Pallinato da Frammenti, Gruppo AAA, 11 novembre 2002
Il XVI Congresso del partito comunista cinese (più di 2
• Il XVI Congresso del partito comunista cinese (più di 2.100 delegati a rappresentare 66 milioni di iscritti) è iniziato venerdì e si concluderà questa settimana con l’uscita di scena del presidente Jiang Zemin. Durante il suo svolgimento, ogni casa di città deve esporre la bandiera rossa. Alle squadre sportive è stato raccomandato di limitare falli e scorrettezze.

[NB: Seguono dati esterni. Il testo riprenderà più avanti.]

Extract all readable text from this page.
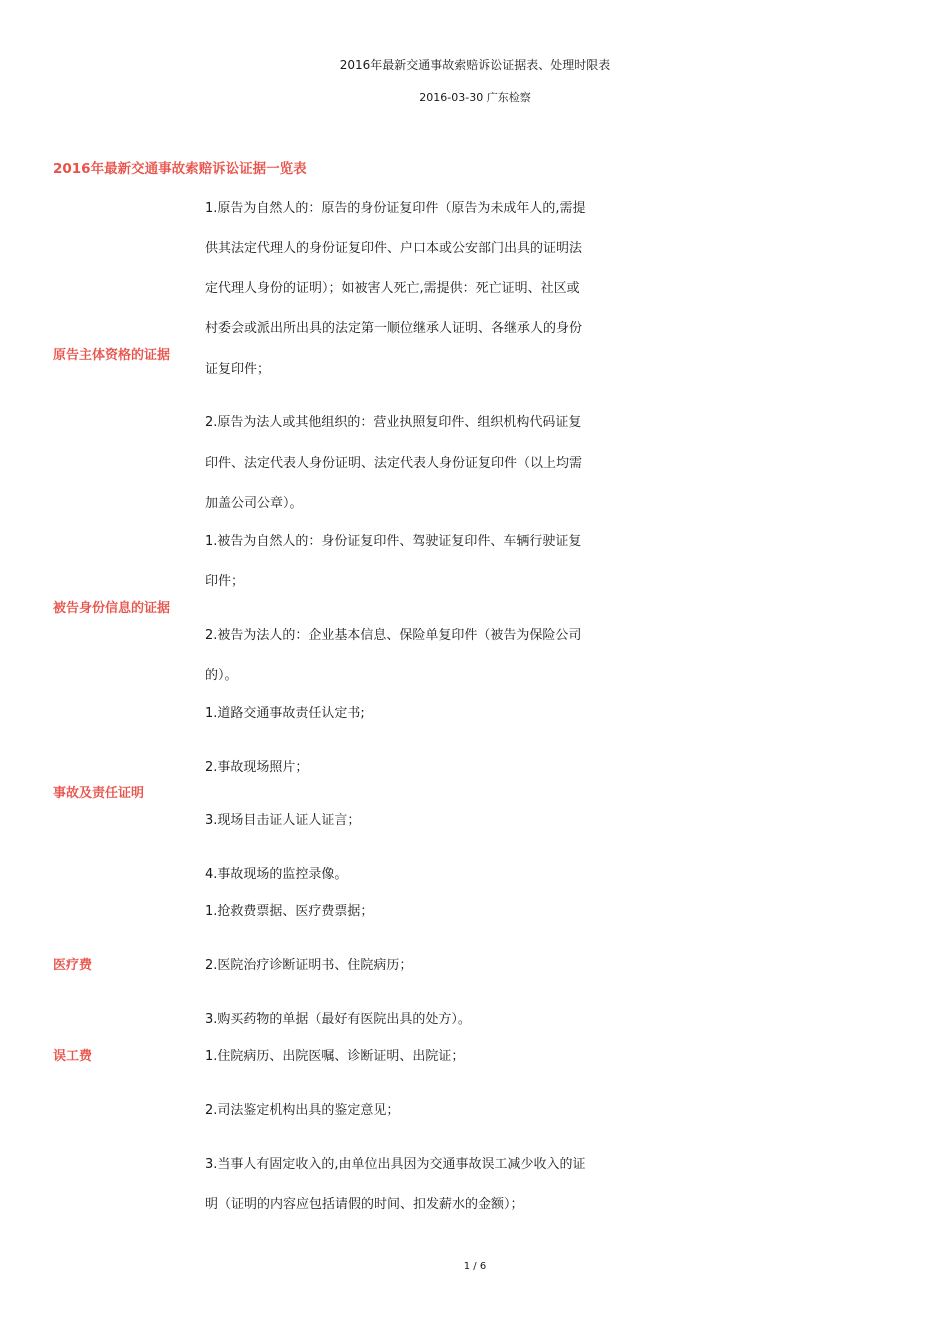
2016年最新交通事故索赔诉讼证据表、处理时限表
2016-03-30 广东检察
2016年最新交通事故索赔诉讼证据一览表
原告主体资格的证据
1.原告为自然人的：原告的身份证复印件（原告为未成年人的,需提
供其法定代理人的身份证复印件、户口本或公安部门出具的证明法
定代理人身份的证明）；如被害人死亡,需提供：死亡证明、社区或
村委会或派出所出具的法定第一顺位继承人证明、各继承人的身份
证复印件；
2.原告为法人或其他组织的：营业执照复印件、组织机构代码证复
印件、法定代表人身份证明、法定代表人身份证复印件（以上均需
加盖公司公章）。
被告身份信息的证据
1.被告为自然人的：身份证复印件、驾驶证复印件、车辆行驶证复
印件；
2.被告为法人的：企业基本信息、保险单复印件（被告为保险公司
的）。
事故及责任证明
1.道路交通事故责任认定书;
2.事故现场照片；
3.现场目击证人证人证言；
4.事故现场的监控录像。
医疗费
1.抢救费票据、医疗费票据；
2.医院治疗诊断证明书、住院病历；
3.购买药物的单据（最好有医院出具的处方）。
误工费	1.住院病历、出院医嘱、诊断证明、出院证；
2.司法鉴定机构出具的鉴定意见；
3.当事人有固定收入的,由单位出具因为交通事故误工减少收入的证
明（证明的内容应包括请假的时间、扣发薪水的金额）；
1 / 6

• Jiang Zemin, capo del partito, dello Stato e dell’esercito va in pensione. «La regola è che a settant’anni ci si ritiri. Lui ne ha sei di troppo ma non se ne andrà del tutto. Lui è un uguale più uguale degli altri. Avrebbe già piazzato sei uomini nei posti chiave, in particolare nel Comitato permanente dell’ufficio politico (composto di sette membri), che gli dovrebbero garantire una posizione simile a quella riservata a Deng Xiaoping, fino alla morte. Vale a dire quella del vero leader, che non ha bisogno di incarichi ufficiali per contare» (Bernardo Valli).
• Nuovo leader, è pressoché certo, Hu Jintao. «Sta per compiere sessant’anni, ed è un ingegnere come Jiang Zemin. Un ingegnere idraulico. A designarlo come massimo esemplare della ”quarta generazione” (dopo quelle di Mao, di Deng e di Jiang), e quindi come il successore di Jiang Zemin, sarebbe stato lo stesso Deng Xiaoping. Non è quindi un uomo poi tanto nuovo» (Valli). [2] «Ha fama di essere amletico, imperscrutabile, incorruttibile, ed è padrone della grande arte cinese della politica, capace di aspettare il suo momento senza fare errori, limitando i suoi movimenti al minimo. Questi dieci anni sono stati per lui un lunghissimo esame: avrebbe potuto fare molti passi falsi che lo avrebbero allontanato dal potere. Invece questo periodo lo ha rafforzato e oggi è a un passo dal vertice» (Francesco Sisci).
• Per i partiti comunisti le successioni sono spinose e destabilizzanti. «In particolar modo per quello cinese, che ha innestato il marxismo-leninismo sulla tradizione dell’assolutismo imperiale. Il primo erede scelto da Mao, Liu Shaoqi, era morto in disgrazia e in carcere; il secondo, Lin Piao, era scomparso in un misterioso incidente aereo mentre fuggiva in Mongolia per sottrarsi ad accuse di complotto. Il terzo, Hua Guofeng, aveva regnato per pochi mesi prima di essere deposto da Deng. Questi in seguito ha epurato il suo primo delfino, Hu Yaobang, e il secondo, Zhao Ziyang. Jiang Zemin, divenuto segretario generale dopo la tragedia di Tienanmen, a differenza di Hua Guofeng, è rimasto in sella per 13 anni» (Renato Ferraro).
• La carica di premier tocca al numero tre del Comitato permanente, «il vertice del Politburo, e in questa posizione dovrebbe emergere il 59enne Wen Jabao, oggi vicepremier e seguace dell’attuale capo del governo, il coraggioso riformista Zhu Rongji. [...] Zeng Qinghong, il Machiavelli di Pechino, braccio destro di Jiang Zemin, otterrebbe un incarico nell’ufficio che organizza l’attività del vertice e nel quale i seguaci di Jiang avranno la maggioranza. ”Di fatto il presidente Jiang consolida il potere mentre si ritira dietro le quinte. Lascia le responsabilità e conserva l’autorità secondo uno schema classico della nostra cultura politica, per la quale l’influenza è personale, non istituzionale”, commenta, con richiesta di anonimato, uno studioso cinese. Deng Xiaoping, al culmine della carriera, aveva una sola carica: presidente onorario del circolo del bridge» (Ferraro).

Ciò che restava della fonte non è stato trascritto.